Liebe Leser*innen,

der März ist für mich Nach-Berlinale-Zeit, Frühlingsbeginn, jetzt treibt es mich wieder nach draußen ans Licht und ab und an abends zu Konzerten. Nach vielen, vielen Filmen endlich wieder etwas nur hören – oder lesen: Im Haus der Kulturen der Welt beginnt die neue Reihe »On Music« mit Vorträgen, Panels, Musik, Installationen und mehr; zur Eröffnung am 5. März zum spannenden Thema »Life after Music Magazines – the Norient Way« mit einer Reflexion über Musikanalyse und -kritik in Zeiten sterbender Printmedien und wachsender digitaler Diskussionsforen. Die Auseinandersetzung mit dem Erbe Beethovens hat dieses Jahr auch die zeitgenössische Musik erfasst – im »Labor Beethoven 2020« lässt die Akademie der Künste Komponist*innen aus Europa und Israel über dieses Vermächtnis reflektieren.

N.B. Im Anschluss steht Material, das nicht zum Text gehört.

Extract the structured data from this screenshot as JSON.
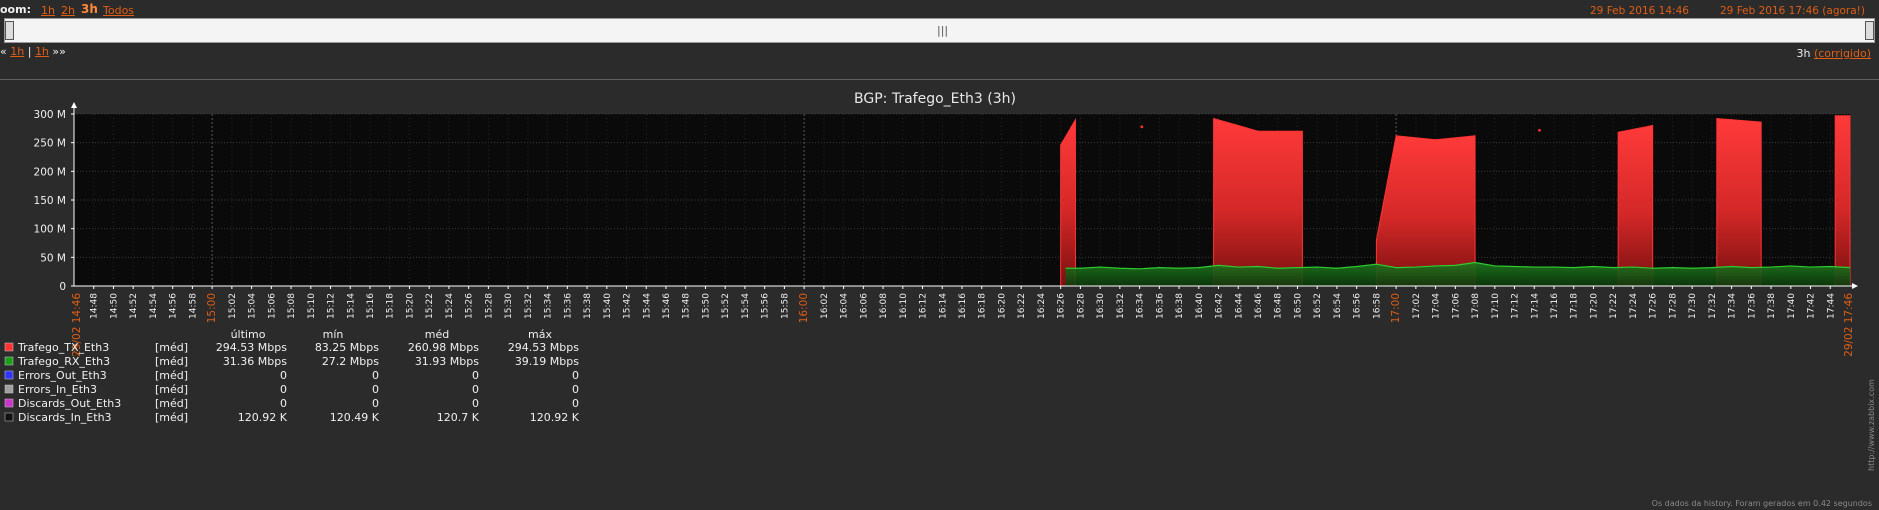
{
  "zoom": {
    "label": "oom:",
    "options": [
      "1h",
      "2h",
      "3h",
      "Todos"
    ],
    "active": "3h",
    "range_start": "29 Feb 2016 14:46",
    "range_end": "29 Feb 2016 17:46 (agora!)"
  },
  "scrollbar": {
    "grip": "|||"
  },
  "nav": {
    "back": "«",
    "back_1h": "1h",
    "sep": "|",
    "fwd_1h": "1h",
    "fwd": "»»",
    "period": "3h",
    "fixed": "(corrigido)"
  },
  "footer": {
    "note": "Os dados da history. Foram gerados em 0.42 segundos",
    "side_url": "http://www.zabbix.com"
  },
  "colors": {
    "tx": "#ff3333",
    "rx": "#1a9e1a",
    "errors_out": "#3333ff",
    "errors_in": "#a0a0a0",
    "discards_out": "#cc33cc",
    "discards_in": "#111111",
    "time_label": "#e05e14"
  },
  "chart_data": {
    "type": "area",
    "title": "BGP: Trafego_Eth3 (3h)",
    "ylim": [
      0,
      300
    ],
    "yticks": [
      "0",
      "50 M",
      "100 M",
      "150 M",
      "200 M",
      "250 M",
      "300 M"
    ],
    "x_tick_labels": [
      "14:48",
      "14:50",
      "14:52",
      "14:54",
      "14:56",
      "14:58",
      "15:00",
      "15:02",
      "15:04",
      "15:06",
      "15:08",
      "15:10",
      "15:12",
      "15:14",
      "15:16",
      "15:18",
      "15:20",
      "15:22",
      "15:24",
      "15:26",
      "15:28",
      "15:30",
      "15:32",
      "15:34",
      "15:36",
      "15:38",
      "15:40",
      "15:42",
      "15:44",
      "15:46",
      "15:48",
      "15:50",
      "15:52",
      "15:54",
      "15:56",
      "15:58",
      "16:00",
      "16:02",
      "16:04",
      "16:06",
      "16:08",
      "16:10",
      "16:12",
      "16:14",
      "16:16",
      "16:18",
      "16:20",
      "16:22",
      "16:24",
      "16:26",
      "16:28",
      "16:30",
      "16:32",
      "16:34",
      "16:36",
      "16:38",
      "16:40",
      "16:42",
      "16:44",
      "16:46",
      "16:48",
      "16:50",
      "16:52",
      "16:54",
      "16:56",
      "16:58",
      "17:00",
      "17:02",
      "17:04",
      "17:06",
      "17:08",
      "17:10",
      "17:12",
      "17:14",
      "17:16",
      "17:18",
      "17:20",
      "17:22",
      "17:24",
      "17:26",
      "17:28",
      "17:30",
      "17:32",
      "17:34",
      "17:36",
      "17:38",
      "17:40",
      "17:42",
      "17:44"
    ],
    "x_highlight": [
      "15:00",
      "16:00",
      "17:00"
    ],
    "x_edge_labels": [
      "29/02 14:46",
      "29/02 17:46"
    ],
    "x_range_minutes": [
      0,
      180
    ],
    "series": [
      {
        "name": "Trafego_TX_Eth3",
        "color": "#ff3333",
        "segments": [
          [
            [
              100.0,
              246
            ],
            [
              101.5,
              290
            ]
          ],
          [
            [
              115.5,
              292
            ],
            [
              118,
              280
            ],
            [
              120,
              270
            ],
            [
              124.5,
              270
            ]
          ],
          [
            [
              132,
              80
            ],
            [
              134,
              262
            ],
            [
              138,
              255
            ],
            [
              142,
              262
            ]
          ],
          [
            [
              156.5,
              268
            ],
            [
              160,
              280
            ]
          ],
          [
            [
              166.5,
              292
            ],
            [
              171,
              286
            ]
          ],
          [
            [
              178.5,
              297
            ],
            [
              180,
              297
            ]
          ]
        ],
        "points": [
          [
            108.2,
            278
          ],
          [
            148.5,
            272
          ]
        ]
      },
      {
        "name": "Trafego_RX_Eth3",
        "color": "#1a9e1a",
        "x": [
          100.5,
          102,
          104,
          106,
          108,
          110,
          112,
          114,
          116,
          118,
          120,
          122,
          124,
          126,
          128,
          130,
          132,
          134,
          136,
          138,
          140,
          142,
          144,
          146,
          148,
          150,
          152,
          154,
          156,
          158,
          160,
          162,
          164,
          166,
          168,
          170,
          172,
          174,
          176,
          178,
          180
        ],
        "values": [
          31,
          31,
          33,
          31,
          30,
          32,
          31,
          32,
          36,
          33,
          34,
          31,
          32,
          33,
          31,
          34,
          38,
          32,
          33,
          35,
          36,
          41,
          35,
          34,
          33,
          33,
          32,
          34,
          32,
          33,
          31,
          32,
          31,
          32,
          34,
          32,
          33,
          35,
          33,
          34,
          32
        ]
      }
    ],
    "legend_headers": [
      "último",
      "mín",
      "méd",
      "máx"
    ],
    "legend": [
      {
        "name": "Trafego_TX_Eth3",
        "func": "[méd]",
        "last": "294.53 Mbps",
        "min": "83.25 Mbps",
        "avg": "260.98 Mbps",
        "max": "294.53 Mbps",
        "color": "#ff3333"
      },
      {
        "name": "Trafego_RX_Eth3",
        "func": "[méd]",
        "last": "31.36 Mbps",
        "min": "27.2 Mbps",
        "avg": "31.93 Mbps",
        "max": "39.19 Mbps",
        "color": "#1a9e1a"
      },
      {
        "name": "Errors_Out_Eth3",
        "func": "[méd]",
        "last": "0",
        "min": "0",
        "avg": "0",
        "max": "0",
        "color": "#3333ff"
      },
      {
        "name": "Errors_In_Eth3",
        "func": "[méd]",
        "last": "0",
        "min": "0",
        "avg": "0",
        "max": "0",
        "color": "#a0a0a0"
      },
      {
        "name": "Discards_Out_Eth3",
        "func": "[méd]",
        "last": "0",
        "min": "0",
        "avg": "0",
        "max": "0",
        "color": "#cc33cc"
      },
      {
        "name": "Discards_In_Eth3",
        "func": "[méd]",
        "last": "120.92 K",
        "min": "120.49 K",
        "avg": "120.7 K",
        "max": "120.92 K",
        "color": "#111111"
      }
    ]
  }
}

Das Zeiss-Großplanetarium ist als offener Ort für Musikformate bekannt. Nach dem Abend »Le voyage abstrait« mit DJ Raphaël Marionneau am 7. März, und einem Programm mit Dr. Motte am 20. März, wird es dieses Jahr zum ersten Mal von MaerzMusik bespielt: am 23. März mit der für »Immersion/New Infintiy« entstandenen Arbeit »Non-Face« von Robert Lippok & Lucas Gutierrez – und anschließend mit der »Trilogie de la Mort« von Èliane Radigue, einer dreistündigen Reise durch die elektronischen Klangwelten einer Ausnahmegestalt der frühen Elektronik-Ära. Eine andere Wiederentdeckung ist für mich die die Ausstellung zu dem Komponisten, Lehrer und Künstler Halim El-Dabh, die MaerzMusik zusammen mit SAVVY Contemporary realisiert. Dank solcher »Ausgrabungen« und den wiederkehrenden Erfahrungsräumen »Thinking Together« oder »The Long Now« im Kraftwerk Berlin ist MaerzMusikfür mich immer ein eye-, ear- und mind-opener. Raum und Klangraum verbinden sich aufs Schönste auch in der Philharmonie – am 15. April stehen hier sechs Flügel auf der Bühne und entfalten ihre Sogwirkung aufs Publikum mit Steve Reichs »Six Pianos« und Terry Rileys »Keyboard Study #2«.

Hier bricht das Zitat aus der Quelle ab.